Judge rules Rehoboth’s new display policy treats all private entities the same
December 15, 2020

Story Location:
The Bandstand
Rehoboth Beach, DE 19971
United States

Rehoboth Beach’s Knights of Columbus Star of the Sea Council may or may not install a crèche somewhere in time for Christmas this year, but a recent court ruling all but assures it won’t be on city-owned property.

In an opinion Dec. 11, U.S. District Court Chief Judge Leonard P. Stark denied a motion filed by the Knights requesting the court issue a preliminary injunction requiring the city to allow them to display a crèche on city-owned property. 

The judge’s ruling is the latest in a dispute entering its third Christmas season. Two years ago, the Knights placed a nativity scene by the Bandstand; it was removed days later. Last year, the city continued to deny the church placement of the nativity scene near the Bandstand.

In June, First Liberty Institute, a Texas-based nonprofit law firm specializing in religious liberty cases, filed a lawsuit in the U.S. District Court of Delaware on behalf of the Knights claiming religious discrimination for the blanket ban of the crèche from city property.

In early November, First Liberty filed a request for a preliminary injunction stopping the city from enforcing its no-religious-display policy this year, because the court case is not likely to be settled this year.

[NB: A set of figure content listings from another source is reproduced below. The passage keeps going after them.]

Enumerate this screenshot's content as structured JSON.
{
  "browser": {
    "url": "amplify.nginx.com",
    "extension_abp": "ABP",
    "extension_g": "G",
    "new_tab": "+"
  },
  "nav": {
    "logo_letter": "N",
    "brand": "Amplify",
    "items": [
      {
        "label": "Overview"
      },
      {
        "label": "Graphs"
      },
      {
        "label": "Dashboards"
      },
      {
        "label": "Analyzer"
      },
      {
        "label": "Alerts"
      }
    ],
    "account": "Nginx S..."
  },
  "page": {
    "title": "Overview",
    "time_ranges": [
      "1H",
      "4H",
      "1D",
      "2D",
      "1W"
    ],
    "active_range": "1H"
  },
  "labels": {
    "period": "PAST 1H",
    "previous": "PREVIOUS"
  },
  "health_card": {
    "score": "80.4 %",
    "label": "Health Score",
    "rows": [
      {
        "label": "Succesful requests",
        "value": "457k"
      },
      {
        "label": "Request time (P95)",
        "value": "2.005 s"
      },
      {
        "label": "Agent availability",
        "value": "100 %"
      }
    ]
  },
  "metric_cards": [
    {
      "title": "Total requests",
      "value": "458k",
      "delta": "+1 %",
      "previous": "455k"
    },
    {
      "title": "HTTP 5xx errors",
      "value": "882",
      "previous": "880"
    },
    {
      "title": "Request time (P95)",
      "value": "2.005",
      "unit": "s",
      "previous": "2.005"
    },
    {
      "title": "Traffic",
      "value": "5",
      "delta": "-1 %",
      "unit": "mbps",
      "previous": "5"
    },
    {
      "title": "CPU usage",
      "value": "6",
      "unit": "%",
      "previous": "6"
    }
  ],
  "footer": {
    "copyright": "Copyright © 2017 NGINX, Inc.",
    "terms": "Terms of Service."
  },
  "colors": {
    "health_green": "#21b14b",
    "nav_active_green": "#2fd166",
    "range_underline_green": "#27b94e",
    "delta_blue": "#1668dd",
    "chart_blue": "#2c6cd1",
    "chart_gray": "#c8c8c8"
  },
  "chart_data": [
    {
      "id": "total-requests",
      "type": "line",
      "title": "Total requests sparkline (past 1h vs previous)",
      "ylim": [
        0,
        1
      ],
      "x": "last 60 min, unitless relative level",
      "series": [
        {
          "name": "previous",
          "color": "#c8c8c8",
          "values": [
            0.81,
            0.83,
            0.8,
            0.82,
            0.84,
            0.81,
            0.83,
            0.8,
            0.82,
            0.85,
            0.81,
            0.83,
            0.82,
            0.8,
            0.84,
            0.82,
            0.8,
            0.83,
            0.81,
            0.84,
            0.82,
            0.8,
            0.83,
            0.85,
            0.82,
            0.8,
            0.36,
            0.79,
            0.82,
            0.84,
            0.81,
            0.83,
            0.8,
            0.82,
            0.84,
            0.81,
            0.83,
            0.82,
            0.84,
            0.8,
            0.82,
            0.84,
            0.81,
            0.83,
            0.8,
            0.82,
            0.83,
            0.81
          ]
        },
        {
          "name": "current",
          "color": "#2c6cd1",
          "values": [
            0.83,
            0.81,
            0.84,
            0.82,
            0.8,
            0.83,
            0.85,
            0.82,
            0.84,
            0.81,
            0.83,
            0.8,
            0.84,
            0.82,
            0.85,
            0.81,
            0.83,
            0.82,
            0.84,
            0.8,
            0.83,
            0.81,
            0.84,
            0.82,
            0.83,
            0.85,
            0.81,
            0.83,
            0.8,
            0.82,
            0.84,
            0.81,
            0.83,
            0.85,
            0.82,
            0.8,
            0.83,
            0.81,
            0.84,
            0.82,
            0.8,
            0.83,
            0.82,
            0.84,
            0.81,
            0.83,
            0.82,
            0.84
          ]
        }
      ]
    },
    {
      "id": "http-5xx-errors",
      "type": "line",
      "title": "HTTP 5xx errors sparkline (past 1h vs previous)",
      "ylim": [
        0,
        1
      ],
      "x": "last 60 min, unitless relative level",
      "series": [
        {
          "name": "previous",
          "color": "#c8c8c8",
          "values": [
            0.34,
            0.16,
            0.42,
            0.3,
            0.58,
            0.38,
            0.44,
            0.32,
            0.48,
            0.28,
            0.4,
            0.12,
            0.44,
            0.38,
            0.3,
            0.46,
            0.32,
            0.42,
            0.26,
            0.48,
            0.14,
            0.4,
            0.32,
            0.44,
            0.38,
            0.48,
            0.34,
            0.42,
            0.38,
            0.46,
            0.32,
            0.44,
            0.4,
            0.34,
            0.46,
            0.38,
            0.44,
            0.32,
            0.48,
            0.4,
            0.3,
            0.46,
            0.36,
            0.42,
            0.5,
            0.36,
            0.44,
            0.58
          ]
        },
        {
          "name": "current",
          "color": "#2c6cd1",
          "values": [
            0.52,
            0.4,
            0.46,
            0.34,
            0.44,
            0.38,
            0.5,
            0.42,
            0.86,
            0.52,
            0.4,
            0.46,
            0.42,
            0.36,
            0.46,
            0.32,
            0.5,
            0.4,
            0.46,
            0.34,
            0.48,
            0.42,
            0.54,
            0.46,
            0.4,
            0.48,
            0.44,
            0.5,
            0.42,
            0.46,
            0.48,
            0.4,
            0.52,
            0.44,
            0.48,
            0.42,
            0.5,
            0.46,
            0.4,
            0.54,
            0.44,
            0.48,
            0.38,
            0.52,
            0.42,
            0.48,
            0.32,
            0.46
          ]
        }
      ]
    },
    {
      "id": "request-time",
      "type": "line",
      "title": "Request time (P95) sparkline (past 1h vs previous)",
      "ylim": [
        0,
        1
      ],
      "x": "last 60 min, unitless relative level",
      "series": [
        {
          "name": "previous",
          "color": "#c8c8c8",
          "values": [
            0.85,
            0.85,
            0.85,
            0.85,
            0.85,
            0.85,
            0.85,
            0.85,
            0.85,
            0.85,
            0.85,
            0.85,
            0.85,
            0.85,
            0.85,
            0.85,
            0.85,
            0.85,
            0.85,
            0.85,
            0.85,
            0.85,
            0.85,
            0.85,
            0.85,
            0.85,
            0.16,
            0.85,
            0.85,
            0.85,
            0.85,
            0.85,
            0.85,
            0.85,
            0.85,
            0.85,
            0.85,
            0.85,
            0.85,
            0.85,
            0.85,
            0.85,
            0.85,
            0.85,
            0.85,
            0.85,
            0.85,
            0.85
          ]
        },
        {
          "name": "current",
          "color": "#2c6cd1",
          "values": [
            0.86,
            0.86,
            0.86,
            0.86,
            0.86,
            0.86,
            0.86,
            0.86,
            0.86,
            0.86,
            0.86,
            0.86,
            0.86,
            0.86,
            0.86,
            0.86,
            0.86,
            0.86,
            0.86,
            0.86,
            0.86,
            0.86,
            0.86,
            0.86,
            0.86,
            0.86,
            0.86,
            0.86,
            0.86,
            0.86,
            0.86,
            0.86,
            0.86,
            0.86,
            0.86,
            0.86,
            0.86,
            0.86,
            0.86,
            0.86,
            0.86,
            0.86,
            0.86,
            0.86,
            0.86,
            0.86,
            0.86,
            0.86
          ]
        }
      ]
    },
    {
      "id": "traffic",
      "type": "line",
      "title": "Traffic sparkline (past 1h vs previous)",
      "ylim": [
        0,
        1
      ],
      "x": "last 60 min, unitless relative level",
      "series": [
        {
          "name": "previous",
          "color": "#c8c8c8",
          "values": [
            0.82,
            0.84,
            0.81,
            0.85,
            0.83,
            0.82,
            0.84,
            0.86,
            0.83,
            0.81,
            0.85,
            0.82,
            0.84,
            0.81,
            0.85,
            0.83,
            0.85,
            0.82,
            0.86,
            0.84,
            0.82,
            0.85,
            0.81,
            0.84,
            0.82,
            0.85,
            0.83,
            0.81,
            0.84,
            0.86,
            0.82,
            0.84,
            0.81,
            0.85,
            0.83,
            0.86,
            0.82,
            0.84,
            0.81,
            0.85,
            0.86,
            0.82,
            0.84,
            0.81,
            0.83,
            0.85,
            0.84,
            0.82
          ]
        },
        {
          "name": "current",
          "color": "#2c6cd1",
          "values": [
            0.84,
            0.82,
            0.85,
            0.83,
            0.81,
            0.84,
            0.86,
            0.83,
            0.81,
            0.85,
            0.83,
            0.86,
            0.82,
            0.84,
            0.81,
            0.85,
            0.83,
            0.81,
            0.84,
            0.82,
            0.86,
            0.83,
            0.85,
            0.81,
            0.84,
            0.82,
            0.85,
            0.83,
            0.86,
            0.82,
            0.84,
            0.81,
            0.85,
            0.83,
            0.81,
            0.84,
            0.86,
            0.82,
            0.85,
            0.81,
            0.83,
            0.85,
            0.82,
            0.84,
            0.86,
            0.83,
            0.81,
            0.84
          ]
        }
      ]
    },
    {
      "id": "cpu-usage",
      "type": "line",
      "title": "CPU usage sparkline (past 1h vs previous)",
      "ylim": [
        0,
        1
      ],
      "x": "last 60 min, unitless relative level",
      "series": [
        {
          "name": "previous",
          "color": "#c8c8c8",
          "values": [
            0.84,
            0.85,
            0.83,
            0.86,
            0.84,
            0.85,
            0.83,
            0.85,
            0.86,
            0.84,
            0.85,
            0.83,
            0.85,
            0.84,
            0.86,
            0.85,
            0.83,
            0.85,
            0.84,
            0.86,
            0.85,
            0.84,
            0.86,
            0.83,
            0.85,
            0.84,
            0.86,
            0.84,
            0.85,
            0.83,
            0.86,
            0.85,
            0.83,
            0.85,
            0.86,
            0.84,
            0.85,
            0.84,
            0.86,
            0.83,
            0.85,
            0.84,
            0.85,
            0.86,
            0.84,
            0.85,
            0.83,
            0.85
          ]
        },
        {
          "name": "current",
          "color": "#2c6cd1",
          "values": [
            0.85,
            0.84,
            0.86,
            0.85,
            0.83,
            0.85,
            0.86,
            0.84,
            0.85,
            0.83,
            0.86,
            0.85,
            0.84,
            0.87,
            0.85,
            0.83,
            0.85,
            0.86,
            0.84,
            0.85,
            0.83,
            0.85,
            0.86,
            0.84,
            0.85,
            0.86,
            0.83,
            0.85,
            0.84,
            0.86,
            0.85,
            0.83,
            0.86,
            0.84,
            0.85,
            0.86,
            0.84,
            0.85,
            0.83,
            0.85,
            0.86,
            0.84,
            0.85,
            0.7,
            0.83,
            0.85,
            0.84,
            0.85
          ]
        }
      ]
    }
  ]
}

Days before the filing of the preliminary injunction request, the city commissioners approved a policy prohibiting all private holiday displays on city-owned property for the 2020 holiday season. The policy was updated Dec. 7, to prohibit all private entities from erecting any unattended displays on city-owned property, year-round.

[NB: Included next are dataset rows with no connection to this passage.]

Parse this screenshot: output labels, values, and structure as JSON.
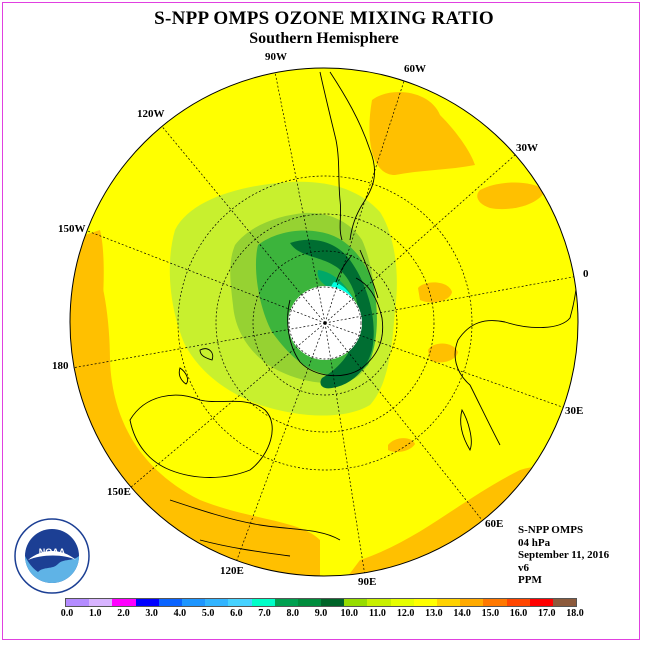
{
  "header": {
    "title": "S-NPP OMPS OZONE MIXING RATIO",
    "subtitle": "Southern Hemisphere"
  },
  "map": {
    "projection": "polar stereographic, south pole centered",
    "longitude_labels": [
      "90W",
      "60W",
      "30W",
      "0",
      "30E",
      "60E",
      "90E",
      "120E",
      "150E",
      "180",
      "150W",
      "120W"
    ],
    "colors": {
      "background_field": "#ffff00",
      "orange_band": "#ffc000",
      "light_green": "#c8f02e",
      "mid_green": "#96d232",
      "green": "#3cb43c",
      "dark_green": "#006e32",
      "teal": "#00c8a0",
      "cyan": "#00ffe0",
      "missing_data": "#ffffff"
    }
  },
  "info": {
    "instrument": "S-NPP OMPS",
    "level": "04 hPa",
    "date": "September 11, 2016",
    "version": "v6",
    "units": "PPM"
  },
  "logo": {
    "text": "NOAA",
    "ring_text": "NATIONAL OCEANIC AND ATMOSPHERIC ADMINISTRATION · U.S. DEPARTMENT OF COMMERCE"
  },
  "colorbar": {
    "colors": [
      "#b48cff",
      "#d8b4ff",
      "#ff00ff",
      "#0000ff",
      "#0a64ff",
      "#1e96ff",
      "#32b4ff",
      "#46d2ff",
      "#00ffc8",
      "#00a050",
      "#008c3c",
      "#006428",
      "#96dc00",
      "#c8f000",
      "#e6ff00",
      "#ffff00",
      "#ffd200",
      "#ffaa00",
      "#ff7800",
      "#ff4600",
      "#ff0000",
      "#8c5a3c"
    ],
    "tick_labels": [
      "0.0",
      "1.0",
      "2.0",
      "3.0",
      "4.0",
      "5.0",
      "6.0",
      "7.0",
      "8.0",
      "9.0",
      "10.0",
      "11.0",
      "12.0",
      "13.0",
      "14.0",
      "15.0",
      "16.0",
      "17.0",
      "18.0"
    ]
  }
}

“The preliminary injunction motion must be denied because the plaintiff has failed to show it will suffer irreparable harm between now and the time of trial,” said Stark in his opinion. “There is no evidence the city currently has an anti-religious-displays policy in place; if it ever had one, it was revoked by the adoption of the revised policy.”

City Manager Sharon Lynn said the city has a long history of support for religious diversity and inclusiveness.

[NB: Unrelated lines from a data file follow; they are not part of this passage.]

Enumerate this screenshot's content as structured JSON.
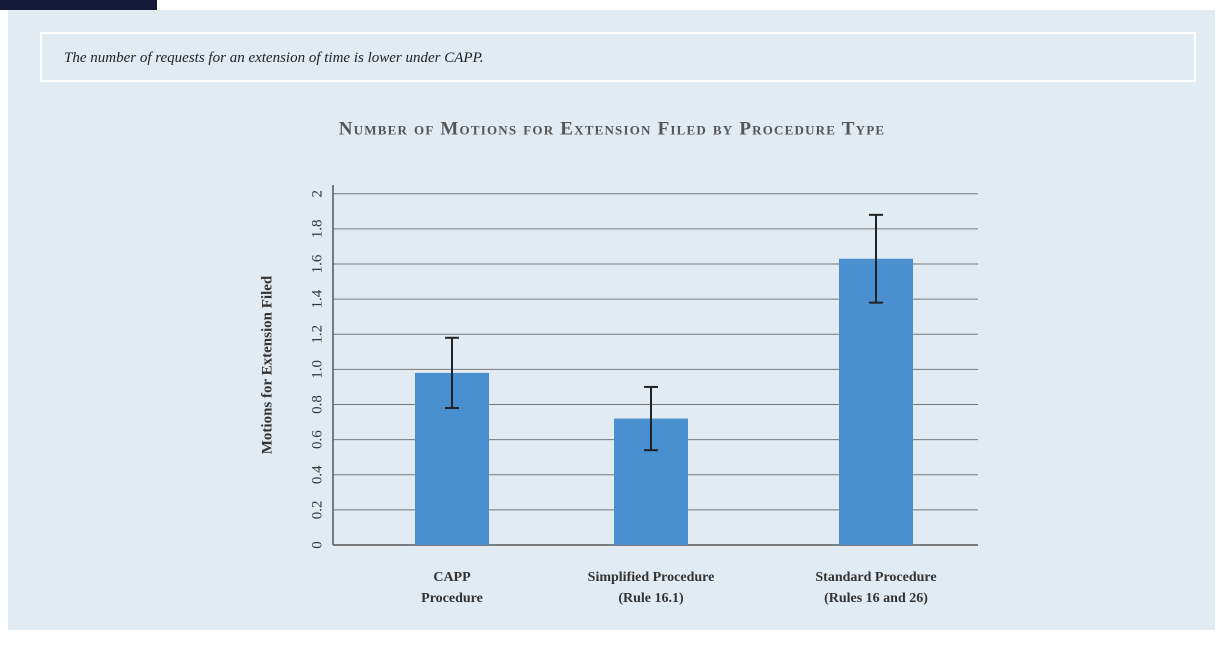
{
  "caption": "The number of requests for an extension of time is lower under CAPP.",
  "chart_data": {
    "type": "bar",
    "title": "Number of Motions for Extension Filed by Procedure Type",
    "y_label": "Motions for Extension Filed",
    "categories": [
      [
        "CAPP",
        "Procedure"
      ],
      [
        "Simplified Procedure",
        "(Rule 16.1)"
      ],
      [
        "Standard Procedure",
        "(Rules 16 and 26)"
      ]
    ],
    "values": [
      0.98,
      0.72,
      1.63
    ],
    "errors": [
      0.2,
      0.18,
      0.25
    ],
    "color": "#4a90d0",
    "ylim": [
      0,
      2.05
    ],
    "yticks": [
      0,
      0.2,
      0.4,
      0.6,
      0.8,
      {
        "value": 1,
        "label": "1.0"
      },
      1.2,
      1.4,
      1.6,
      1.8,
      2
    ],
    "grid": true
  }
}
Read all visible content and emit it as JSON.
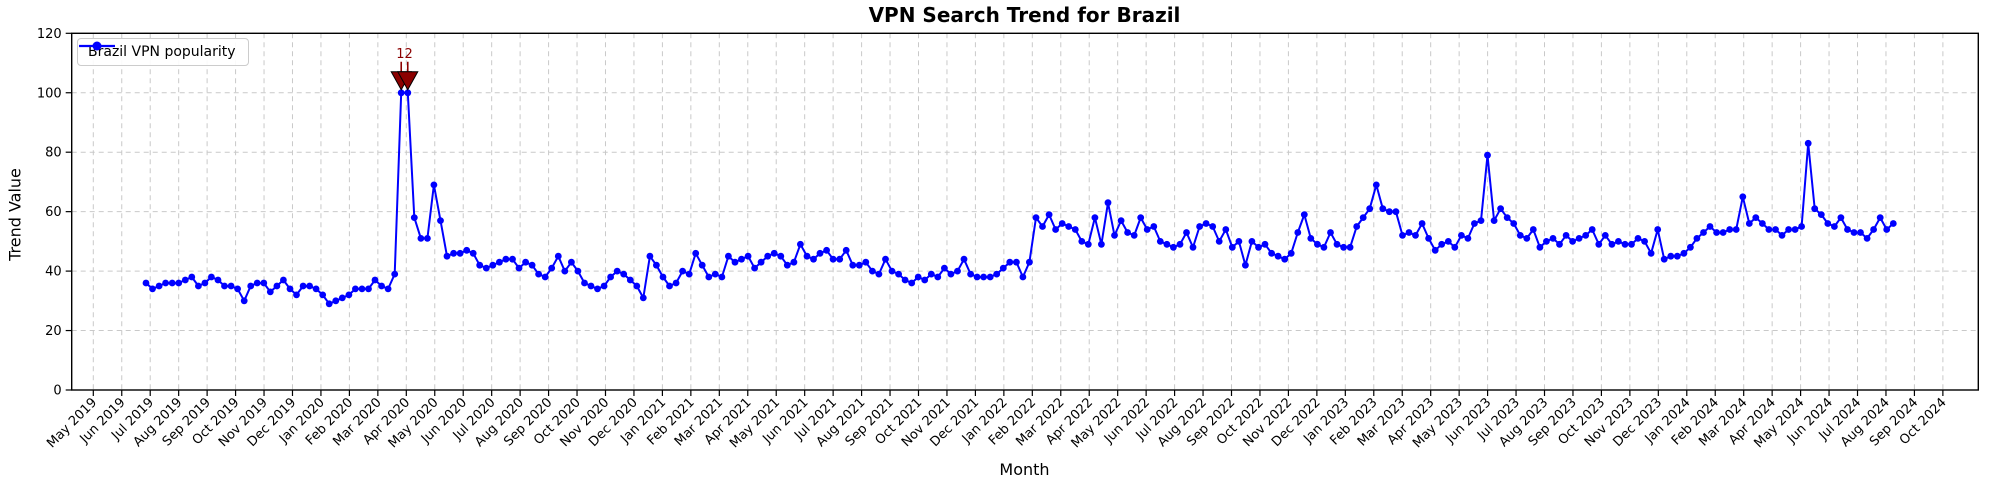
{
  "figure": {
    "title": "VPN Search Trend for Brazil",
    "xlabel": "Month",
    "ylabel": "Trend Value"
  },
  "legend": {
    "label": "Brazil VPN popularity",
    "position": "upper left",
    "line_color": "#0000ff",
    "marker": "circle"
  },
  "chart_data": {
    "type": "line",
    "title": "VPN Search Trend for Brazil",
    "xlabel": "Month",
    "ylabel": "Trend Value",
    "ylim": [
      0,
      120
    ],
    "y_ticks": [
      0,
      20,
      40,
      60,
      80,
      100,
      120
    ],
    "grid": "dashed both axes",
    "legend_position": "upper left",
    "x_tick_labels": [
      "May 2019",
      "Jun 2019",
      "Jul 2019",
      "Aug 2019",
      "Sep 2019",
      "Oct 2019",
      "Nov 2019",
      "Dec 2019",
      "Jan 2020",
      "Feb 2020",
      "Mar 2020",
      "Apr 2020",
      "May 2020",
      "Jun 2020",
      "Jul 2020",
      "Aug 2020",
      "Sep 2020",
      "Oct 2020",
      "Nov 2020",
      "Dec 2020",
      "Jan 2021",
      "Feb 2021",
      "Mar 2021",
      "Apr 2021",
      "May 2021",
      "Jun 2021",
      "Jul 2021",
      "Aug 2021",
      "Sep 2021",
      "Oct 2021",
      "Nov 2021",
      "Dec 2021",
      "Jan 2022",
      "Feb 2022",
      "Mar 2022",
      "Apr 2022",
      "May 2022",
      "Jun 2022",
      "Jul 2022",
      "Aug 2022",
      "Sep 2022",
      "Oct 2022",
      "Nov 2022",
      "Dec 2022",
      "Jan 2023",
      "Feb 2023",
      "Mar 2023",
      "Apr 2023",
      "May 2023",
      "Jun 2023",
      "Jul 2023",
      "Aug 2023",
      "Sep 2023",
      "Oct 2023",
      "Nov 2023",
      "Dec 2023",
      "Jan 2024",
      "Feb 2024",
      "Mar 2024",
      "Apr 2024",
      "May 2024",
      "Jun 2024",
      "Jul 2024",
      "Aug 2024",
      "Sep 2024",
      "Oct 2024"
    ],
    "series": [
      {
        "name": "Brazil VPN popularity",
        "color": "#0000ff",
        "marker": "circle",
        "sampling": "weekly, starting early Jul 2019",
        "values": [
          36,
          34,
          35,
          36,
          36,
          36,
          37,
          38,
          35,
          36,
          38,
          37,
          35,
          35,
          34,
          30,
          35,
          36,
          36,
          33,
          35,
          37,
          34,
          32,
          35,
          35,
          34,
          32,
          29,
          30,
          31,
          32,
          34,
          34,
          34,
          37,
          35,
          34,
          39,
          100,
          100,
          58,
          51,
          51,
          69,
          57,
          45,
          46,
          46,
          47,
          46,
          42,
          41,
          42,
          43,
          44,
          44,
          41,
          43,
          42,
          39,
          38,
          41,
          45,
          40,
          43,
          40,
          36,
          35,
          34,
          35,
          38,
          40,
          39,
          37,
          35,
          31,
          45,
          42,
          38,
          35,
          36,
          40,
          39,
          46,
          42,
          38,
          39,
          38,
          45,
          43,
          44,
          45,
          41,
          43,
          45,
          46,
          45,
          42,
          43,
          49,
          45,
          44,
          46,
          47,
          44,
          44,
          47,
          42,
          42,
          43,
          40,
          39,
          44,
          40,
          39,
          37,
          36,
          38,
          37,
          39,
          38,
          41,
          39,
          40,
          44,
          39,
          38,
          38,
          38,
          39,
          41,
          43,
          43,
          38,
          43,
          58,
          55,
          59,
          54,
          56,
          55,
          54,
          50,
          49,
          58,
          49,
          63,
          52,
          57,
          53,
          52,
          58,
          54,
          55,
          50,
          49,
          48,
          49,
          53,
          48,
          55,
          56,
          55,
          50,
          54,
          48,
          50,
          42,
          50,
          48,
          49,
          46,
          45,
          44,
          46,
          53,
          59,
          51,
          49,
          48,
          53,
          49,
          48,
          48,
          55,
          58,
          61,
          69,
          61,
          60,
          60,
          52,
          53,
          52,
          56,
          51,
          47,
          49,
          50,
          48,
          52,
          51,
          56,
          57,
          79,
          57,
          61,
          58,
          56,
          52,
          51,
          54,
          48,
          50,
          51,
          49,
          52,
          50,
          51,
          52,
          54,
          49,
          52,
          49,
          50,
          49,
          49,
          51,
          50,
          46,
          54,
          44,
          45,
          45,
          46,
          48,
          51,
          53,
          55,
          53,
          53,
          54,
          54,
          65,
          56,
          58,
          56,
          54,
          54,
          52,
          54,
          54,
          55,
          83,
          61,
          59,
          56,
          55,
          58,
          54,
          53,
          53,
          51,
          54,
          58,
          54,
          56
        ]
      }
    ],
    "annotation": {
      "text": "12",
      "color": "#8b0000",
      "marker": "triangle-down",
      "point_indices": [
        39,
        40
      ],
      "value": 100
    }
  }
}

“It’s in that spirit of inclusiveness that we recognize the Knights’ right to have this matter decided in a court of law,” said Lynn, in a prepared statement announcing the decision. “We are, however, grateful that today’s favorable decision validates the city’s commitment to the equal treatment of all individuals.”

First Liberty Senior Counsel Roger Byron is representing the Knights through the legal proceedings. In an email Dec. 13, he said he and the Knights are pleased the city has responded to their actions by returning a crèche to the community’s holiday display, and by assuring the court and the Knights that the city will administer a lawful display policy.

“We look forward to more favorable results as the litigation continues,” said Byron.   

Looking forward, City Solicitor Glenn Mandalas said he expects the lawsuit to proceed on a normal schedule, which means nothing of significance is expected to take place in the near term. What remains is the court’s review of the city’s actions in 2018 and 2019, and those past actions will not create the urgency the 2020 holiday season created, he said in an email Dec. 13.

According to the order associated with Stark’s opinion, the city and the Knights shall submit a proposed scheduling order for the remaining lawsuit no later than Friday, Dec. 18.

Editor’s note: This story has been updated with new pictures.